1. A real-time speech translation method, characterized in that the real-time speech translation method comprises: Performing stream recognition on the received real-time voice to obtain a recognition text; Matching the identification text with the source terms in each memory unit, and determining a target term corresponding to the identification text according to a matching result; acquiring a translation result of the identification text; and replacing the translation term corresponding to the source term in the translation result with the target term to obtain a replaced translation text, and outputting the translation text.
2. The method for real-time speech translation according to claim 1, wherein said step of determining the target term corresponding to said recognized text based on the matching result comprises: Responding to the matching result as successful matching, and acquiring context labels corresponding to the source terms which are successfully matched from all memory units stored in the memory model, wherein the source terms correspond to different candidate terms under different context labels; determining the domain label of the identification text according to each context label; And determining the target term corresponding to the identification text from the candidate terms according to the domain label.

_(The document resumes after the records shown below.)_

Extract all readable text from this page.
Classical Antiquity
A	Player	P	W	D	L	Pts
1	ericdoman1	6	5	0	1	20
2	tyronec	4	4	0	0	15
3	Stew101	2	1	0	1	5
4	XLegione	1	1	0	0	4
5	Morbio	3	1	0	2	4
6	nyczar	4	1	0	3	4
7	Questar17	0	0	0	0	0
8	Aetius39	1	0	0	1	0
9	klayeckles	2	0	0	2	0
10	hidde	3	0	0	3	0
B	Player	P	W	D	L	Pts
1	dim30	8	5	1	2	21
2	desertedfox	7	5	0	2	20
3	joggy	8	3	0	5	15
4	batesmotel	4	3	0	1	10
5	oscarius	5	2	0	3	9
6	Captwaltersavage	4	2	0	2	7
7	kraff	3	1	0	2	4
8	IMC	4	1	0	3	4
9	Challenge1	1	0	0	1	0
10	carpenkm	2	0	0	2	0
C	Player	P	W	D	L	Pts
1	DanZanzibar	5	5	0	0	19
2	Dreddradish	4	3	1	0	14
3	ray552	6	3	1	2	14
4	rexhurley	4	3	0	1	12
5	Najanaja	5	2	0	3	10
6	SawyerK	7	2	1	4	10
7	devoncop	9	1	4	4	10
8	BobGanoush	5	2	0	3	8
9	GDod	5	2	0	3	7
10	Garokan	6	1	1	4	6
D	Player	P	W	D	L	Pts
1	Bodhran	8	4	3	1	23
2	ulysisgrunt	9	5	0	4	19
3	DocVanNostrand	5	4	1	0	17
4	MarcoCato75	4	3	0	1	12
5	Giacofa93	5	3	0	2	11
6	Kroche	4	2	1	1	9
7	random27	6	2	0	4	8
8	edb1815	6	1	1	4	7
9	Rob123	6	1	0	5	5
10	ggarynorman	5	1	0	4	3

3. The method of real-time speech translation according to claim 2, wherein said step of determining a domain label of said recognized text from each of said context labels comprises: Acquiring confidence weight of each context label; calculating the comprehensive score of each context label according to the number of the context labels and the corresponding confidence weights; and determining the context label with the highest comprehensive score as the domain label of the identification text.
4. The method for real-time speech translation according to claim 1, wherein said step of determining the target term corresponding to said recognized text based on the matching result comprises: Responding to the matching result as the matching failure, matching the identification text with the context labels in the memory units, and selecting undetermined terms needing to be replaced from the identification text according to the matching result; calculating semantic similarity between the undetermined term and each source term; and under the condition that the semantic similarity is larger than a preset similarity threshold, taking the candidate term corresponding to the source term as the target term of the identification text.

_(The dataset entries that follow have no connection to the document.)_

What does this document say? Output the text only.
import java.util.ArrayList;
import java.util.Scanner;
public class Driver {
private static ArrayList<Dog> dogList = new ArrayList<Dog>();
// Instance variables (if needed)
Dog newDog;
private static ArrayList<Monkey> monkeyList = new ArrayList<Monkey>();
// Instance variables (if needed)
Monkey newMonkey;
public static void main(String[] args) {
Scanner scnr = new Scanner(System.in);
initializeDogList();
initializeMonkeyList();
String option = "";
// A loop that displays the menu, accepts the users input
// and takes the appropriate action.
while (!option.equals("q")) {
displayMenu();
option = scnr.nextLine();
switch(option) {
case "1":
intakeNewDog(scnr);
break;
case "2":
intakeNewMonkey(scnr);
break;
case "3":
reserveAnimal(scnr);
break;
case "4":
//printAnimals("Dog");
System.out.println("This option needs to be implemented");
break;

5. The method for real-time speech translation according to claim 1, wherein said step of obtaining a translation result of said recognized text comprises: acquiring domain adaptation attributes of each candidate translation model; Determining a translation model matched with the domain label of the identification text from the candidate translation models according to the domain adaptation attribute; and translating the identification text according to the translation model to obtain a translation result.

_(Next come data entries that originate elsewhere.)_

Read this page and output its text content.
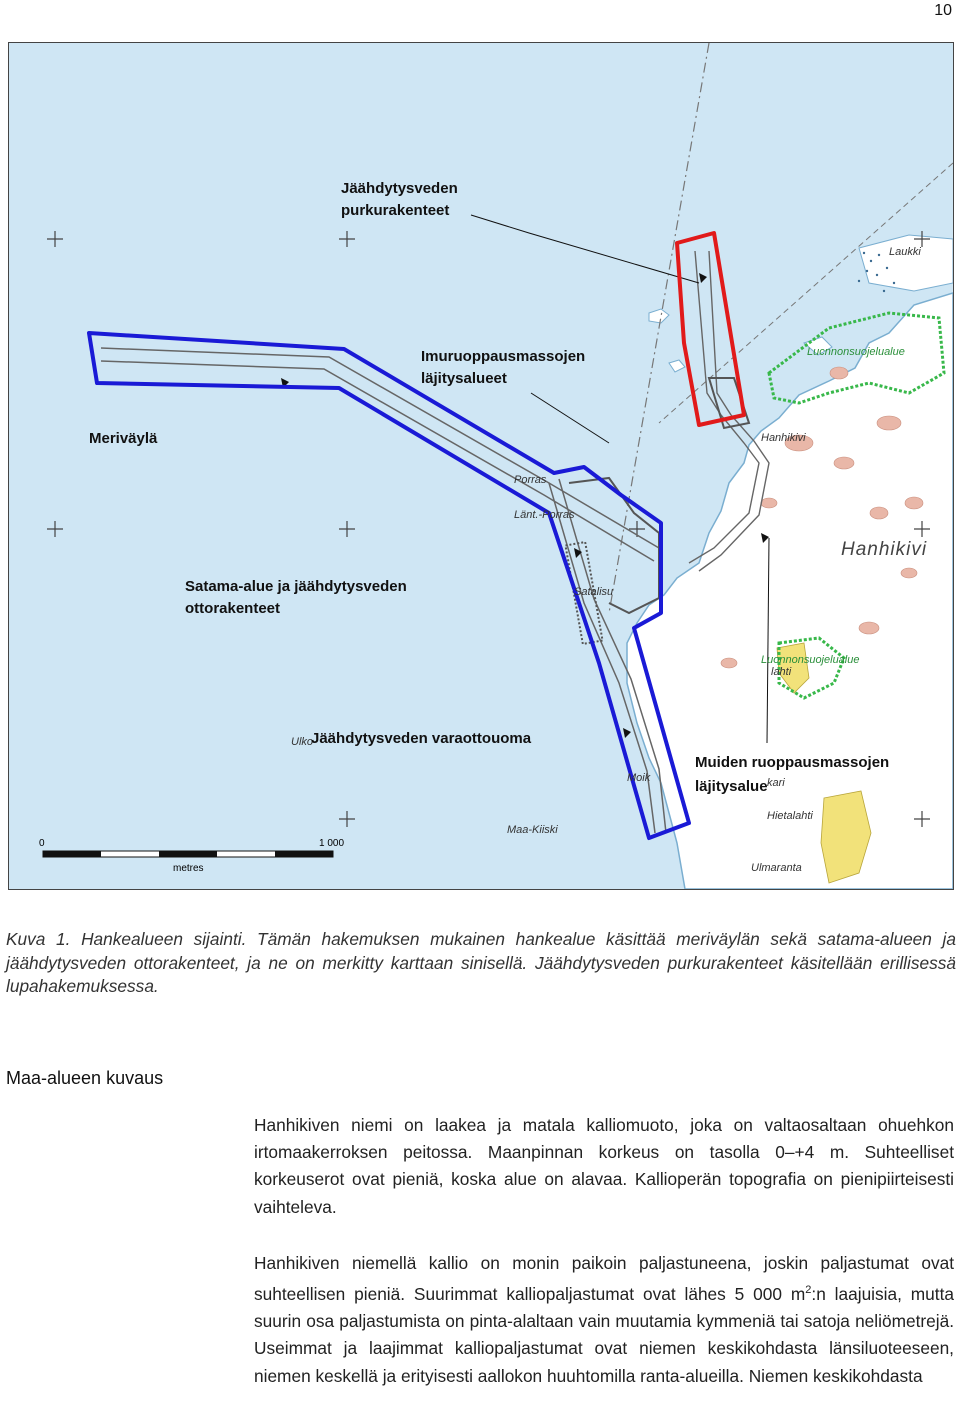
10
Laukki
Lucnnonsuojelualue
Hanhikivi
Porras
Länt.-Porras
Satalisu
Luonnonsuojelualue
lahti
Ulko
Moik	kari
Maa-Kiiski
Hietalahti
Ulmaranta
Hanhikivi
Jäähdytysveden
purkurakenteet
Imuruoppausmassojen
läjitysalueet
Meriväylä
Satama-alue ja jäähdytysveden
ottorakenteet
Jäähdytysveden varaottouoma
Muiden ruoppausmassojen
läjitysalue
0	1 000
metres
Kuva 1. Hankealueen sijainti. Tämän hakemuksen mukainen hankealue käsittää meriväylän sekä satama-alueen ja jäähdytysveden ottorakenteet, ja ne on merkitty karttaan sinisellä. Jäähdytysveden purkurakenteet käsitellään erillisessä lupahakemuksessa.
Maa-alueen kuvaus
Hanhikiven niemi on laakea ja matala kalliomuoto, joka on valtaosaltaan ohuehkon irtomaakerroksen peitossa. Maanpinnan korkeus on tasolla 0–+4 m. Suhteelliset korkeuserot ovat pieniä, koska alue on alavaa. Kallioperän topografia on pienipiirteisesti vaihteleva.
Hanhikiven niemellä kallio on monin paikoin paljastuneena, joskin paljastumat ovat suhteellisen pieniä. Suurimmat kalliopaljastumat ovat lähes 5 000 $m^2:n$ laajuisia, mutta suurin osa paljastumista on pinta-alaltaan vain muutamia kymmeniä tai satoja neliömetrejä. Useimmat ja laajimmat kalliopaljastumat ovat niemen keskikohdasta länsiluoteeseen, niemen keskellä ja erityisesti aallokon huuhtomilla ranta-alueilla. Niemen keskikohdasta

6. The method according to any one of claims 1 to 5, wherein after the step of replacing the translation term corresponding to the source term in the translation result with the target term and outputting the replaced translation text, further comprising: receiving a correction instruction fed back by a user aiming at the translation text, wherein the correction instruction is used for indicating correction of a specific term in the translation text; Updating the memory unit corresponding to the source term in response to the source term corresponding to the specific term existing in the memory unit; setting a memory unit under the field label of the identification text according to the correction instruction in response to the fact that the source term corresponding to the specific term does not exist in the memory unit; And correcting the translation result of the specific term contained in the history translation text.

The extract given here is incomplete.